No, it’s to ensure that things like DNS injection attacks and cache poisoning are much more difficult.
"there’ll be a lot of people who just leave it at default through DHCP."
You’re thinking of the wrong use of DNS.
I’ll be sticking to the DNS provided by my VPN, thank you. I trust them way more than I trust Comcast. Sure, the VPN is a potential single point of failure, but that’s better than having multiple potential points of failure. And if the VPN is compromised, snooping on DNS is irrelevant.
Re: Re:
"I’ll be sticking to the DNS provided by my VPN, thank you."

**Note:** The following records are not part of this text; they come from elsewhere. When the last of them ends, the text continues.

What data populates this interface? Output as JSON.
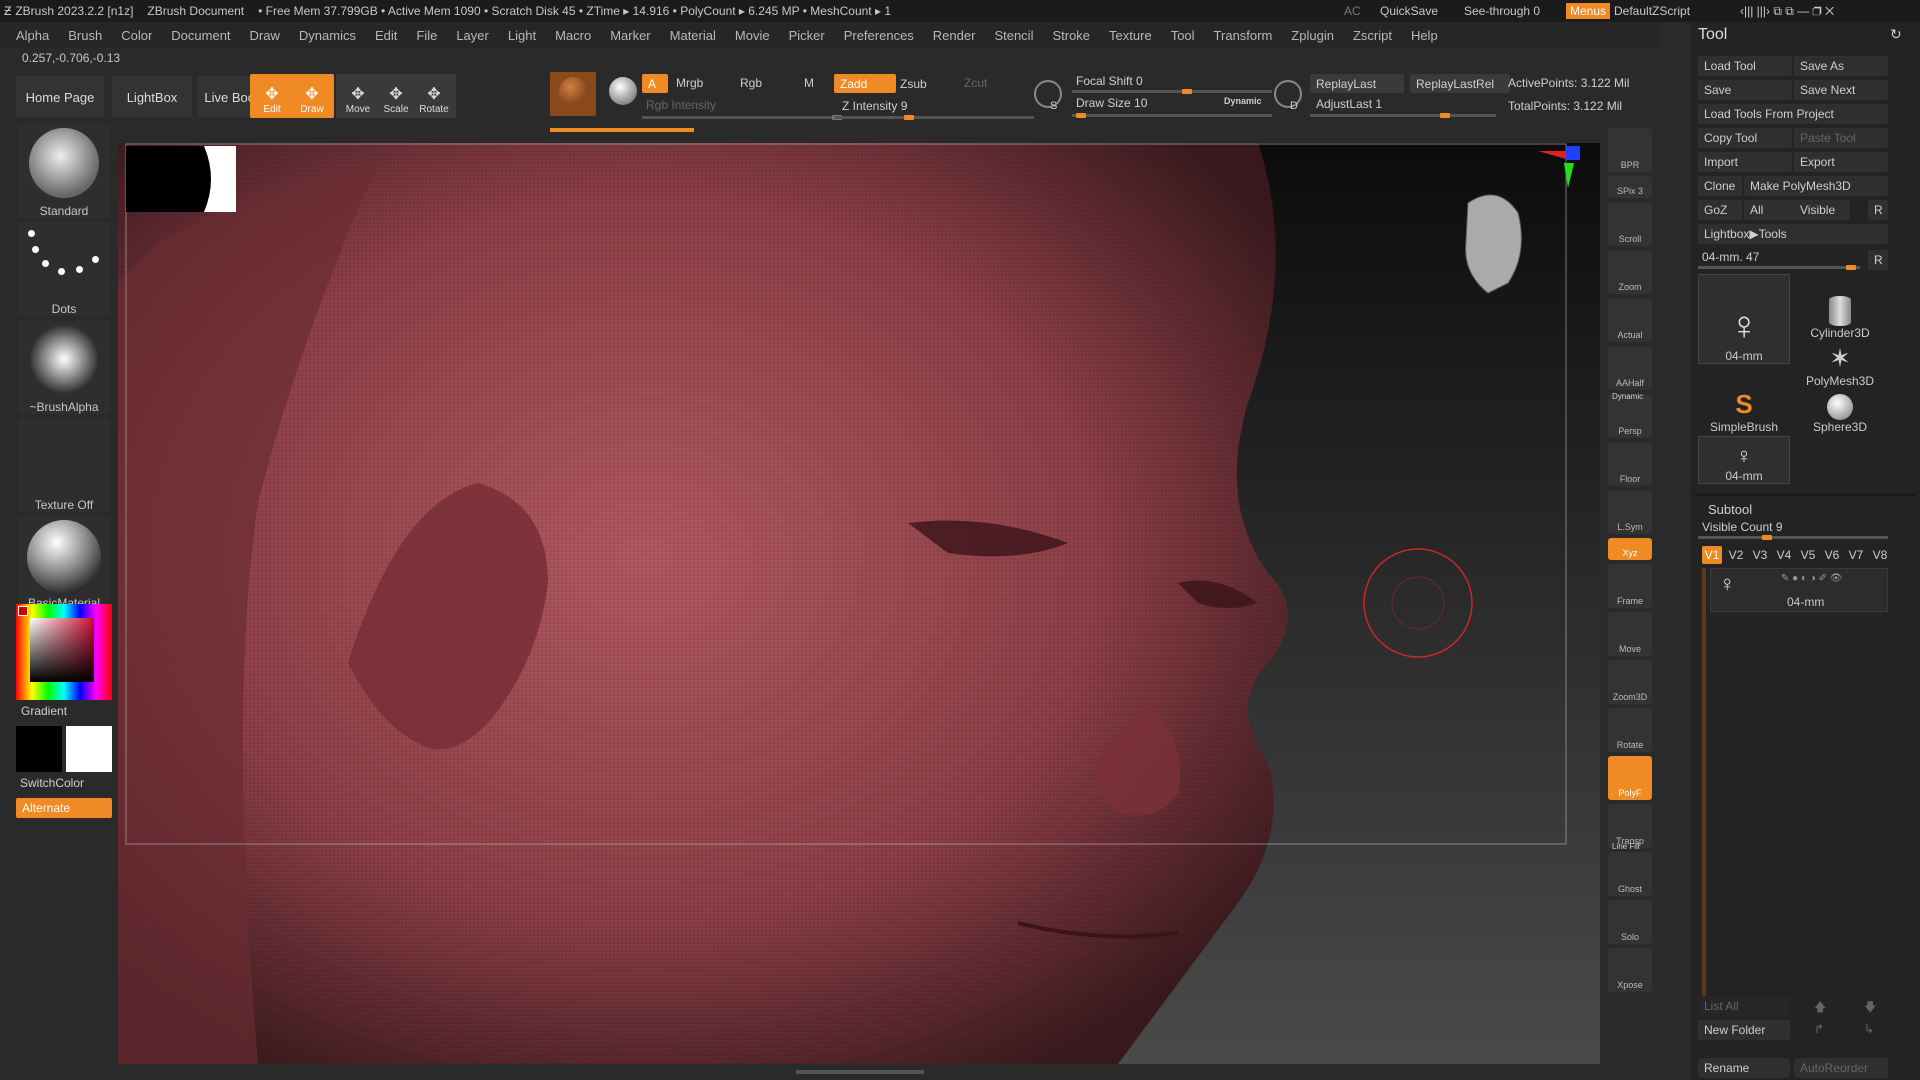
{
  "titlebar": {
    "app": "ZBrush 2023.2.2 [n1z]",
    "document": "ZBrush Document",
    "stats": "• Free Mem 37.799GB • Active Mem 1090 • Scratch Disk 45 • ZTime ▸ 14.916 • PolyCount ▸ 6.245 MP • MeshCount ▸ 1",
    "ac": "AC",
    "quicksave": "QuickSave",
    "see_through": "See-through  0",
    "menus": "Menus",
    "zscript": "DefaultZScript"
  },
  "menubar": [
    "Alpha",
    "Brush",
    "Color",
    "Document",
    "Draw",
    "Dynamics",
    "Edit",
    "File",
    "Layer",
    "Light",
    "Macro",
    "Marker",
    "Material",
    "Movie",
    "Picker",
    "Preferences",
    "Render",
    "Stencil",
    "Stroke",
    "Texture",
    "Tool",
    "Transform",
    "Zplugin",
    "Zscript",
    "Help"
  ],
  "coords": "0.257,-0.706,-0.13",
  "shelf": {
    "home": "Home Page",
    "lightbox": "LightBox",
    "live_boolean": "Live Boolean",
    "tools": [
      {
        "label": "Edit",
        "on": true
      },
      {
        "label": "Draw",
        "on": true
      },
      {
        "label": "Move",
        "on": false
      },
      {
        "label": "Scale",
        "on": false
      },
      {
        "label": "Rotate",
        "on": false
      }
    ],
    "a": "A",
    "mrgb": "Mrgb",
    "rgb": "Rgb",
    "m": "M",
    "rgb_intensity": "Rgb Intensity",
    "zadd": "Zadd",
    "zsub": "Zsub",
    "zcut": "Zcut",
    "z_intensity": "Z Intensity 9",
    "z_intensity_value": 9,
    "focal_shift": "Focal Shift 0",
    "draw_size": "Draw Size 10",
    "dynamic": "Dynamic",
    "replay_last": "ReplayLast",
    "replay_last_rel": "ReplayLastRel",
    "adjust_last": "AdjustLast 1",
    "active_points": "ActivePoints: 3.122 Mil",
    "total_points": "TotalPoints: 3.122 Mil",
    "s_label": "S",
    "d_label": "D"
  },
  "left": {
    "brush": "Standard",
    "stroke": "Dots",
    "alpha": "~BrushAlpha",
    "texture": "Texture Off",
    "material": "BasicMaterial",
    "gradient": "Gradient",
    "switch_color": "SwitchColor",
    "alternate": "Alternate"
  },
  "right_tools": [
    {
      "label": "BPR",
      "on": false
    },
    {
      "label": "SPix 3",
      "on": false
    },
    {
      "label": "Scroll",
      "on": false
    },
    {
      "label": "Zoom",
      "on": false
    },
    {
      "label": "Actual",
      "on": false
    },
    {
      "label": "AAHalf",
      "on": false
    },
    {
      "label": "Persp",
      "on": false
    },
    {
      "label": "Floor",
      "on": false
    },
    {
      "label": "L.Sym",
      "on": false
    },
    {
      "label": "Xyz",
      "on": true
    },
    {
      "label": "Frame",
      "on": false
    },
    {
      "label": "Move",
      "on": false
    },
    {
      "label": "Zoom3D",
      "on": false
    },
    {
      "label": "Rotate",
      "on": false
    },
    {
      "label": "PolyF",
      "on": true
    },
    {
      "label": "Transp",
      "on": false
    },
    {
      "label": "Ghost",
      "on": false
    },
    {
      "label": "Solo",
      "on": false
    },
    {
      "label": "Xpose",
      "on": false
    }
  ],
  "right_misc": {
    "dynamic": "Dynamic",
    "line_fill": "Line Fill"
  },
  "tool": {
    "header": "Tool",
    "load_tool": "Load Tool",
    "save_as": "Save As",
    "save": "Save",
    "save_next": "Save Next",
    "load_from_project": "Load Tools From Project",
    "copy_tool": "Copy Tool",
    "paste_tool": "Paste Tool",
    "import": "Import",
    "export": "Export",
    "clone": "Clone",
    "make_polymesh": "Make PolyMesh3D",
    "goz": "GoZ",
    "all": "All",
    "visible": "Visible",
    "r": "R",
    "lightbox_tools": "Lightbox▶Tools",
    "current": "04-mm. 47",
    "thumbs": [
      "04-mm",
      "Cylinder3D",
      "PolyMesh3D",
      "SimpleBrush",
      "Sphere3D",
      "04-mm"
    ],
    "subtool": "Subtool",
    "visible_count": "Visible Count 9",
    "vtabs": [
      "V1",
      "V2",
      "V3",
      "V4",
      "V5",
      "V6",
      "V7",
      "V8"
    ],
    "subtool_name": "04-mm",
    "list_all": "List All",
    "new_folder": "New Folder",
    "rename": "Rename",
    "auto_reorder": "AutoReorder"
  },
  "colors": {
    "accent": "#f08a24",
    "skin": "#a04a50",
    "bg": "#2a2a2a"
  }
}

Good for you. Why does that mean that those who don’t have one should not be protected?
Re: Re: Re:
Did you post this in the wrong thread? The comment you replied to didn’t make any such claim.
Re: Re: Re: Re:
Also, if Comcast didn’t participate in this, people without VPNs would be more protected from Comcast—because Firefox would’ve defaulted them to a non-Comcast DNS server. If one views Comcast as untrustworthy, that would be a better result.
Waitaminnit
Only a damned fool trusts comcast to get this right, which sheds light on how I feel about the direction Mozilla is going.
Re: Waitaminnit
It all depends on what Mozilla does or doesn’t do with the "help" from Comcast.
My hope is that they treat it as what it is and look for, circumvent but not tell them about any features added by comcast untill after the fact. In other words let Comcast do Comcast and be proactive when it comes to the shenanigans.